The Federal Reserve lowered official borrowing costs by a quarter point Wednesday, the first interest rate cut since December, and indicated two more cuts are expected this year, with newly-appointed governor Stephen Miran dissenting in favor of a larger 50 basis point reduction.
The FOMC lowered its federal funds rate to a target range of 4-4.25%, citing downside risks to the labor market, and penciled in two additional reductions for 2025 and one more next year in its latest Summary of Economic Projections.
"Downside risks to employment have risen," the Fed said in its post-meeting policy statement.
"Job gains have slowed, and the unemployment rate has edged up but remains low. Inflation has moved up and remains somewhat elevated," the statement said.
The rate cut comes against the backdrop of relentless public pressure from the White House on the Fed to lower interest rates. President Donald Trump is attempting to fire Fed governor Lisa Cook in an unprecedented move that is still being litigated, and also just appointed former top White House economic adviser Miran to the Fed board of governors.

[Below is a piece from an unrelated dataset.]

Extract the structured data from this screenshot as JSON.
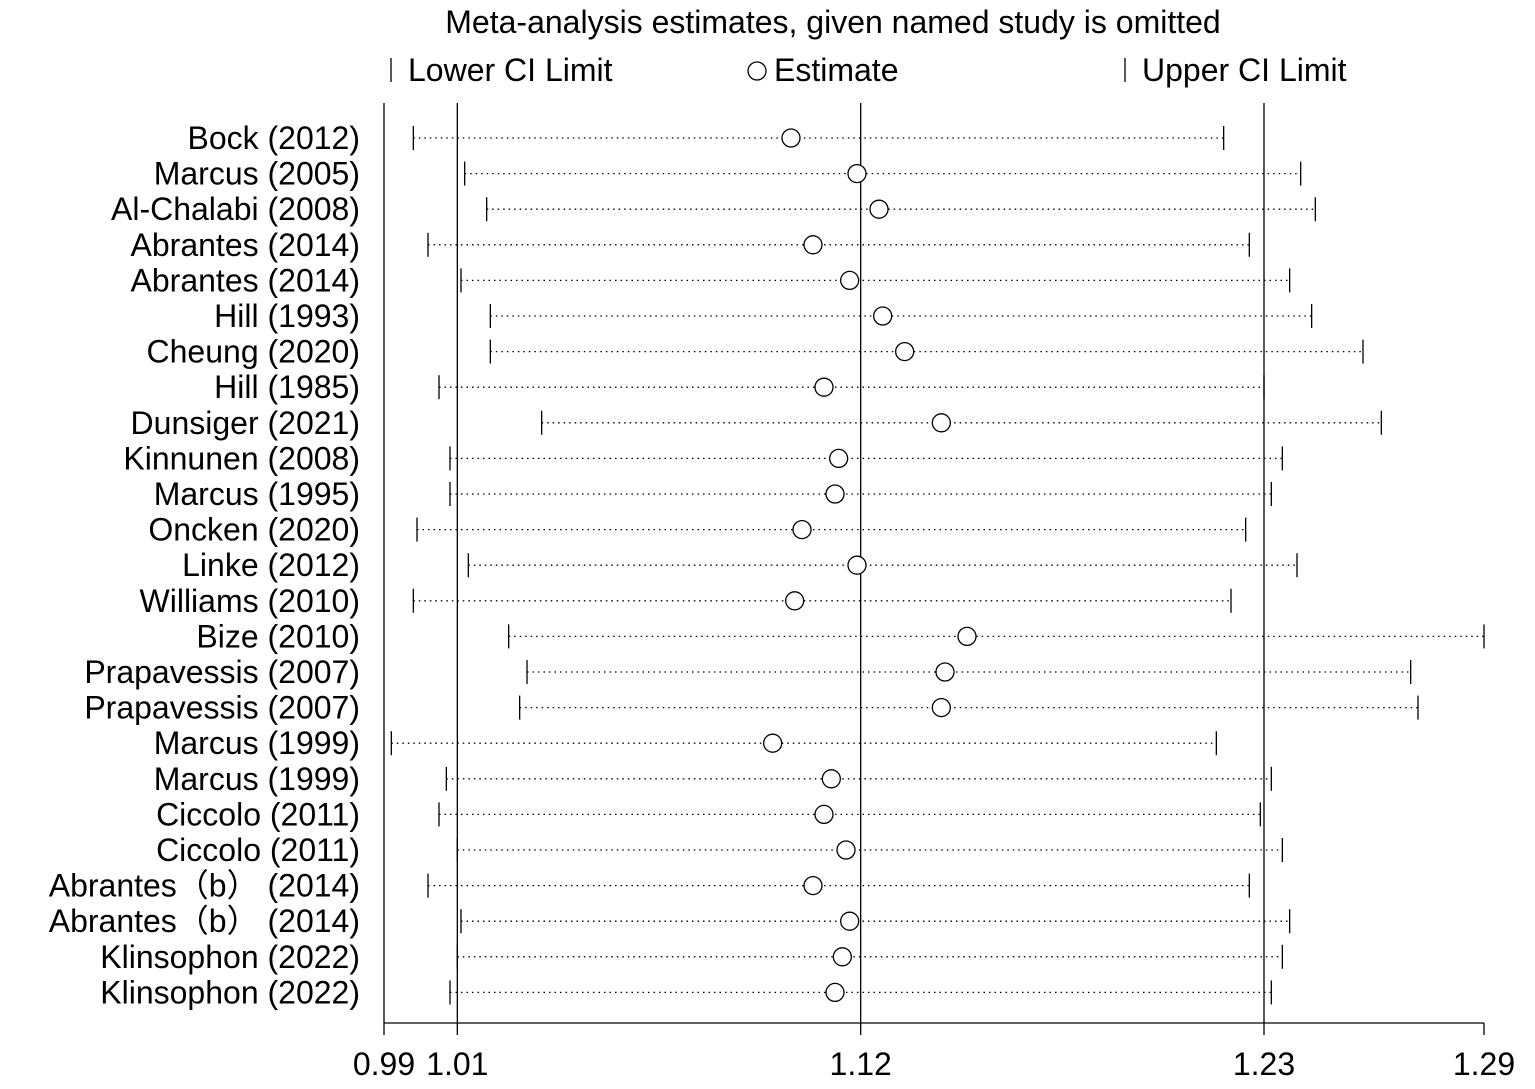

Miran not only voted in favor of a larger cut but the Fed's dot plot suggests he wanted as much as 150 basis points of cuts this year, compared with a median 50bps for the rest of the FOMC.
SCATTERED DOTS
The dots showed significant internal divisions beyond Miran's dissent. One non-voting member preferred not to cut at this meeting or for the rest of this year; six thought Wednesday's cut should be the last for the year; two expect one more cut in 2025; nine see two more quarter-point cuts.
The updated economic projections see core PCE inflation ending the year at 3.1%, unchanged from the June projections, while unemployment is seen averaging 4.5% in the fourth quarter, same as in June. The Fed upgraded its inflation forecast for next year by 0.2 ppt to 2.6% for both core and headline.
Concerns about the strength of employment have grown after two months of weaker-than-expected payrolls growth, extensive downward revisions going back into last year, as well an uptick in the jobless rate.
At the same time, officials are all too cognizant of an inflation rate that is still hovering around 2.5-3%, and thus remains well above the central bank's target, with little sign of progress over the last 18 months or so.
This means Fed Chair Jerome Powell is unlikely to commit to a preset course of rate cuts during his post-meeting press conference at 2:30 pm.
The Fed cut rates by 100 basis points last year but then paused as Trump's tariff and immigration policies increased uncertainty around inflation and growth prospects.